I certainly don’t want to see the ‘Wal-Mart of weed’ becoming a reality. And I absolutely don’t want to see the tobacco industry supported by marijuana consumers, considering how horrible they have been with their business practices throughout the years. No company in the marijuana industry should be supported if they put profit in front of people’s health like the tobacco industry, or treat their employees like crap like Wal-Mart. With that being said, just because something is bigger doesn’t mean that it’s bad.
The example that I always offer up is the company Dr. Bronner’s. Dr. Bronner’s is a very large company, selling their products all over the world. Their business practices are excellent, and anyone that I have ever talked to that is tied to the company sounds like they are loving life in every way. The company does so many things to help the world that it’s almost impossible to list all of them, and the product that they sell is very earth conscience. It’s the only soap I use, and as someone who has sensitive skin, I can say first hand that their products are the best I’ve ever tried.
As I said in the title of this article, ‘big marijuana’ in itself does not scare me. ‘Big marijuana’ done the wrong way absolutely scares me. The marijuana industry has a chance to be different than any other industry out there. The marijuana industry can (and already is in a lot of ways) treat all people fairly, regardless of their gender, age, race, etc.. The marijuana industry can give back to the world in a very meaningful way. Successful marijuana companies can change minds that wouldn’t otherwise be changed, and bring a level of legitimacy to the marijuana movement that non-business pursuits can’t. It’s not the way I would want it, since I fight because it’s the right thing to do and not for money, but it is what it is for a lot of people that don’t care about their heartstrings being tugged.

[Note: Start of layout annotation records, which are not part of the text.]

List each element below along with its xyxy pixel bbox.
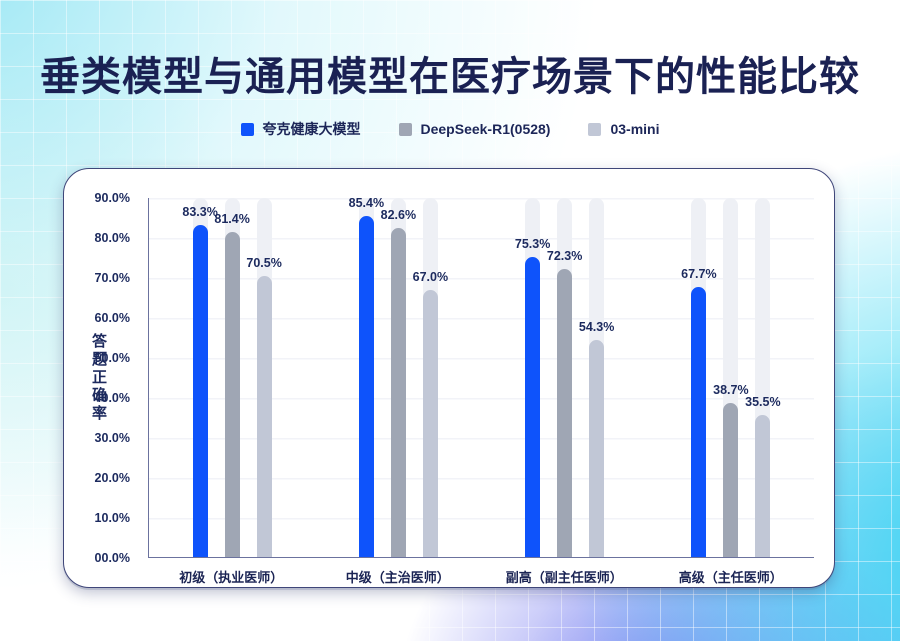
bar-DeepSeek-R1(0528) bbox=[224, 232, 240, 557]
bar-value-label: 70.5% bbox=[246, 255, 282, 270]
y-tick-label: 60.0% bbox=[94, 311, 130, 325]
y-tick-label: 80.0% bbox=[94, 230, 130, 245]
y-axis-ticks: 90.0% 80.0% 70.0% 60.0% 50.0% 40.0% 30.0% 20.0%… bbox=[64, 191, 140, 565]
y-tick-label: 00.0% bbox=[94, 551, 130, 565]
bar-slot: 70.5% bbox=[246, 198, 282, 557]
bar-value-label: 54.3% bbox=[578, 320, 615, 335]
y-tick-label: 70.0% bbox=[94, 270, 130, 285]
x-category-label-1: 中级（主治医师） bbox=[345, 570, 450, 585]
bar-DeepSeek-R1(0528) bbox=[557, 268, 573, 557]
bar-DeepSeek-R1(0528) bbox=[723, 402, 739, 557]
bar-slot: 82.6% bbox=[381, 198, 416, 557]
bar-value-label: 35.5% bbox=[745, 395, 781, 410]
bar-slot: 54.3% bbox=[579, 198, 614, 557]
bar-slot: 67.0% bbox=[413, 198, 448, 557]
y-tick-label: 10.0% bbox=[94, 510, 130, 525]
bar-group-1: 85.4% 82.6% 67.0% bbox=[349, 196, 448, 557]
legend-swatch-icon bbox=[398, 122, 412, 136]
page-title: 垂类模型与通用模型在医疗场景下的性能比较 bbox=[40, 55, 860, 99]
bar-夸克健康大模型 bbox=[358, 216, 374, 557]
bar-value-label: 81.4% bbox=[214, 212, 250, 227]
plot-area: 83.3% 81.4% 70.5% 85.4% 82.6% 67.0% 75.3% 72.3%… bbox=[148, 196, 814, 558]
bar-03-mini bbox=[256, 275, 272, 557]
bar-slot: 85.4% bbox=[349, 196, 384, 557]
x-category-label-2: 副高（副主任医师） bbox=[505, 570, 623, 585]
bar-value-label: 85.4% bbox=[348, 196, 385, 211]
bar-夸克健康大模型 bbox=[192, 224, 208, 557]
x-axis-labels: 初级（执业医师） 中级（主治医师） 副高（副主任医师） 高级（主任医师） bbox=[148, 567, 814, 586]
bar-03-mini bbox=[422, 289, 438, 557]
bar-group-2: 75.3% 72.3% 54.3% bbox=[515, 198, 614, 557]
bar-slot: 35.5% bbox=[745, 198, 781, 557]
y-tick-label: 50.0% bbox=[94, 350, 130, 365]
y-axis-title: 答题正确率 bbox=[90, 333, 107, 423]
bar-夸克健康大模型 bbox=[525, 256, 541, 557]
bar-group-0: 83.3% 81.4% 70.5% bbox=[182, 198, 282, 557]
chart-legend: 夸克健康大模型 DeepSeek-R1(0528) 03-mini bbox=[0, 119, 900, 139]
legend-swatch-icon bbox=[588, 122, 602, 136]
y-tick-label: 40.0% bbox=[94, 391, 130, 405]
y-tick-label: 90.0% bbox=[94, 191, 130, 205]
bar-groups: 83.3% 81.4% 70.5% 85.4% 82.6% 67.0% 75.3% 72.3%… bbox=[149, 196, 814, 557]
bar-group-3: 67.7% 38.7% 35.5% bbox=[681, 198, 781, 557]
bar-slot: 38.7% bbox=[713, 198, 749, 557]
bar-value-label: 72.3% bbox=[546, 248, 583, 263]
bar-value-label: 82.6% bbox=[380, 207, 417, 222]
bar-03-mini bbox=[755, 415, 771, 557]
bar-value-label: 67.0% bbox=[412, 269, 449, 284]
bar-slot: 81.4% bbox=[214, 198, 250, 557]
bar-DeepSeek-R1(0528) bbox=[390, 227, 406, 557]
legend-label: DeepSeek-R1(0528) bbox=[420, 121, 551, 137]
bar-slot: 72.3% bbox=[547, 198, 582, 557]
bar-03-mini bbox=[589, 340, 605, 557]
bar-value-label: 75.3% bbox=[514, 236, 551, 251]
bar-夸克健康大模型 bbox=[691, 286, 707, 557]
legend-item-0: 夸克健康大模型 bbox=[240, 119, 361, 139]
legend-swatch-icon bbox=[240, 122, 254, 136]
x-category-label-0: 初级（执业医师） bbox=[179, 570, 284, 585]
legend-item-2: 03-mini bbox=[588, 121, 659, 137]
bar-slot: 67.7% bbox=[681, 198, 717, 557]
bar-value-label: 38.7% bbox=[713, 382, 749, 397]
chart-card: 答题正确率 90.0% 80.0% 70.0% 60.0% 50.0% 40.0% 30.0… bbox=[63, 168, 835, 588]
bar-slot: 83.3% bbox=[182, 198, 218, 557]
y-tick-label: 30.0% bbox=[94, 431, 130, 445]
legend-item-1: DeepSeek-R1(0528) bbox=[398, 121, 551, 137]
bar-slot: 75.3% bbox=[515, 198, 550, 557]
bar-value-label: 67.7% bbox=[681, 266, 717, 281]
legend-label: 03-mini bbox=[610, 121, 660, 137]
bar-value-label: 83.3% bbox=[182, 204, 218, 219]
y-tick-label: 20.0% bbox=[94, 471, 130, 485]
x-category-label-3: 高级（主任医师） bbox=[678, 570, 783, 585]
legend-label: 夸克健康大模型 bbox=[262, 121, 361, 137]
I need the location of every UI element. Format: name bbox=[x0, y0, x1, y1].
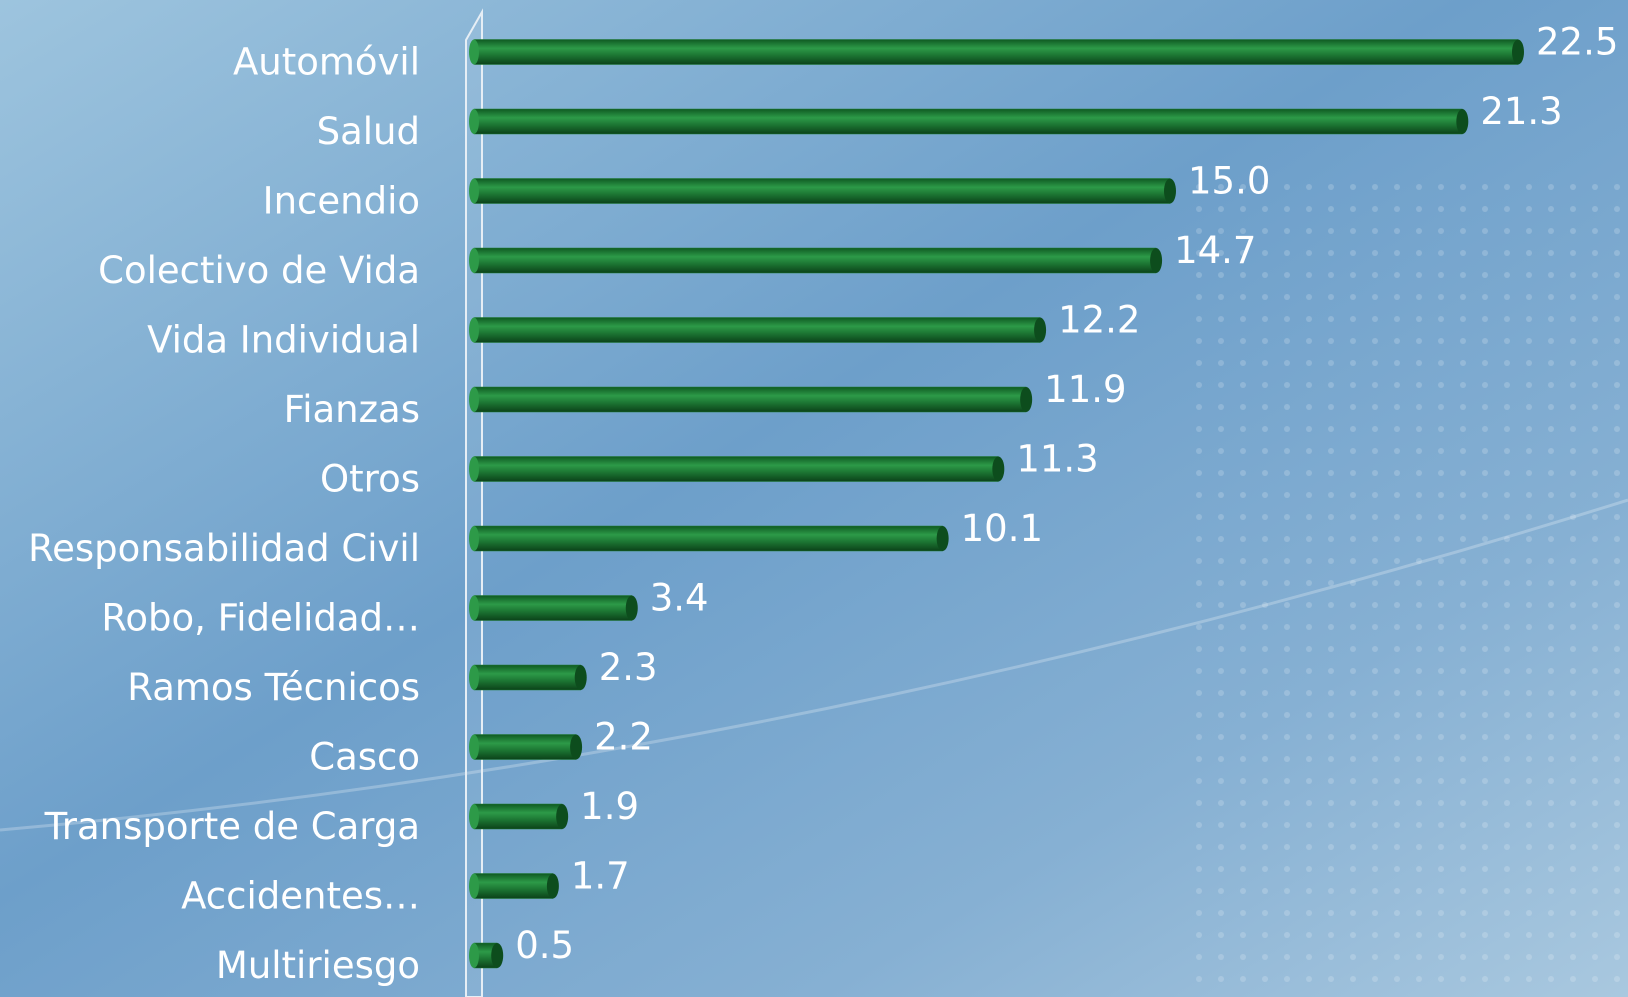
bar-start bbox=[469, 109, 479, 134]
axis-wall bbox=[465, 8, 483, 997]
bar bbox=[473, 664, 581, 691]
bar bbox=[473, 595, 633, 621]
bar bbox=[473, 178, 1171, 204]
bar bbox=[473, 525, 943, 552]
bar-cap bbox=[574, 665, 587, 690]
bar bbox=[473, 456, 999, 482]
category-label: Ramos Técnicos bbox=[127, 666, 420, 709]
bar bbox=[473, 386, 1027, 413]
category-label: Fianzas bbox=[284, 388, 420, 431]
value-label: 21.3 bbox=[1480, 90, 1562, 133]
category-label: Otros bbox=[320, 458, 420, 501]
bar-start bbox=[469, 873, 479, 899]
bar-cap bbox=[1150, 248, 1163, 273]
bar-cap bbox=[546, 873, 559, 899]
bar-start bbox=[469, 178, 479, 204]
bar bbox=[473, 873, 554, 899]
bar-start bbox=[469, 804, 479, 829]
bar-cap bbox=[1164, 178, 1176, 204]
value-label: 10.1 bbox=[961, 507, 1043, 550]
bar-start bbox=[469, 526, 479, 551]
bar-cap bbox=[1020, 387, 1033, 412]
bar-cap bbox=[936, 526, 949, 551]
category-label: Salud bbox=[317, 110, 420, 153]
category-label: Incendio bbox=[263, 180, 420, 223]
bar-start bbox=[469, 665, 479, 690]
value-label: 3.4 bbox=[650, 577, 709, 620]
bar-start bbox=[469, 317, 479, 343]
value-label: 11.9 bbox=[1044, 368, 1126, 411]
bar bbox=[473, 803, 563, 830]
bar-cap bbox=[491, 943, 504, 968]
category-label: Responsabilidad Civil bbox=[28, 527, 420, 570]
bar bbox=[473, 108, 1463, 135]
value-label: 22.5 bbox=[1536, 21, 1618, 64]
bar-start bbox=[469, 456, 479, 482]
bar-start bbox=[469, 943, 479, 968]
value-label: 14.7 bbox=[1174, 229, 1256, 272]
value-label: 2.2 bbox=[594, 716, 653, 759]
value-label: 11.3 bbox=[1016, 438, 1098, 481]
category-label: Vida Individual bbox=[147, 319, 420, 362]
value-label: 0.5 bbox=[515, 924, 574, 967]
bar-start bbox=[469, 39, 479, 65]
bar bbox=[473, 247, 1157, 274]
value-label: 2.3 bbox=[599, 646, 658, 689]
category-label: Automóvil bbox=[233, 41, 420, 84]
value-label: 1.9 bbox=[580, 785, 639, 828]
category-label: Accidentes… bbox=[181, 875, 420, 918]
bar bbox=[473, 734, 577, 760]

Marijuana entrepreneurs can practice social entrepreneurship, using their business success to give back to their local communities and worthwhile causes. Just like Dr. Bronner’s, these companies can reap the benefits of industry and commerce, and use that success to do amazing things to help the world. That is what I have always envisioned for this blog if/when it ever goes to the next level and becomes a strong business. Of course, if it doesn’t, I’ll still be here doing what I can to spread awareness and the message of activism, but I have always daydreamed about doing more if we ever obtained the resources to do it. You have to get it to give it as they say.
Again, ‘big marijuana’ in itself is not a bad thing. It all just depends on they type of ‘big marijuana’ that happens. If marijuana companies put profit above all else, than they are not better than any other big business that is hurting this country by not paying livable wages, getting around tax liabilities in anyway they can, and dragging down the local economy, all the while putting the hardworking little business owner out on the street. That would be very, very sad. However, if the opposite happened, and ‘big marijuana’ followed in the footsteps of companies like Dr. Bronner’s, truly amazing things could happen.
What do TWB readers think? Do you think that ‘big marijuana’ is always bad, no matter what, period? Or do you think that it’s possible to be a ‘big marijuana’ company and still maintain the core values that the marijuana reform community has always stood for? I look forward to reading your comments.